Discoid Lupus Erythematosus (DLE), Sarcoidosis, and Sporotrichosis are included in differential clinical diagnoses.

DLE may be demonstrated as symmetrical facial plaques accompanied by joint pain, elevated erythrocyte deposition (ESR), and leukopenia. Additionally, its pathological findings are specific.

Sarcoidosis can be accompanied by slight fever, night sweats, weakness, and the implicative involvement. The pathological findings were bare nodules, and PPD test was negative.

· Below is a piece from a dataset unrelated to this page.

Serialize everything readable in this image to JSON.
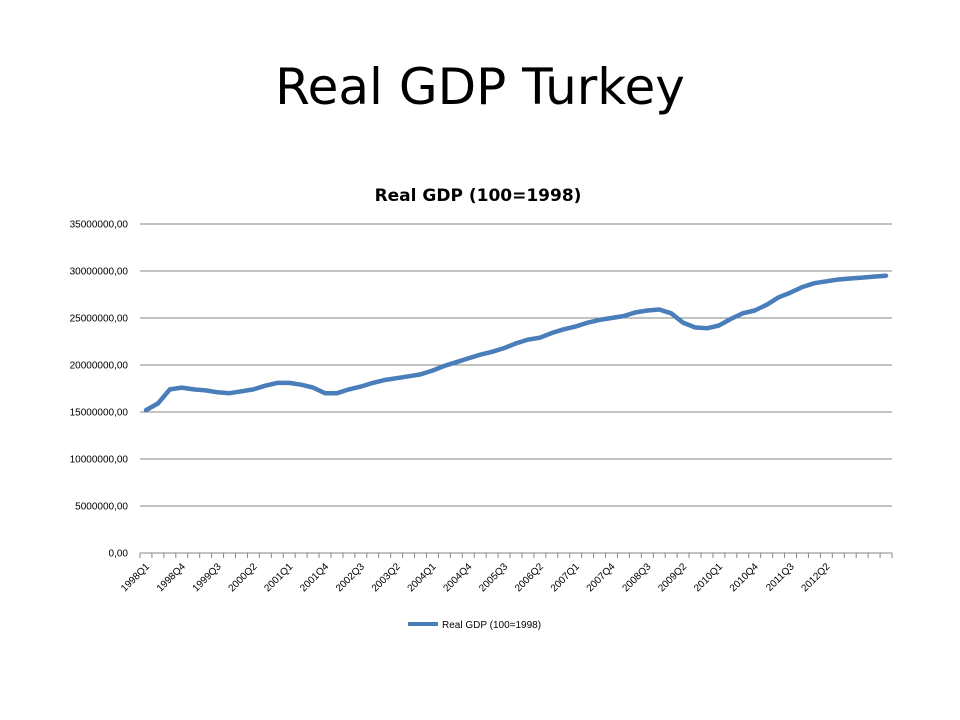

Sporotrichosis may be demonstrated as subcutaneous nodules, dark red infiltrating plaques, accompanied by lymphadenopathy. Cigar-shaped and stellate bodies can be seen pathologically.

Conclusion

Candida albicans can infect the mucous membranes and sometimes skin, especially the face. The necessary tests should be exerted when the patient demonstrates co-infection. For instance, when clinicians are diagnosed Mycobacterium tuberculosis, Candida albicans, acid-fast staining, or PCR pathological section, fungal microscopic examination, and colony culture should be taken into consideration. Facial damage may lead to disfigurement due to atrophic scar,¹² and malignant changes may exist, or even cause systemic infection though symptoms of LV and fungal co-infection are mild; the early treatment is required. Therefore, clinicians are advised to widen the diagnostic horizon. Correct diagnosis is conclusively a critical, reasonable, and accurate drug-using process that may achieve positive clinical efficacy. Having exerted anti-fungal and anti-tuberculous therapies, the woman achieved good clinical results, with no facial scars or other uncomfortable symptoms.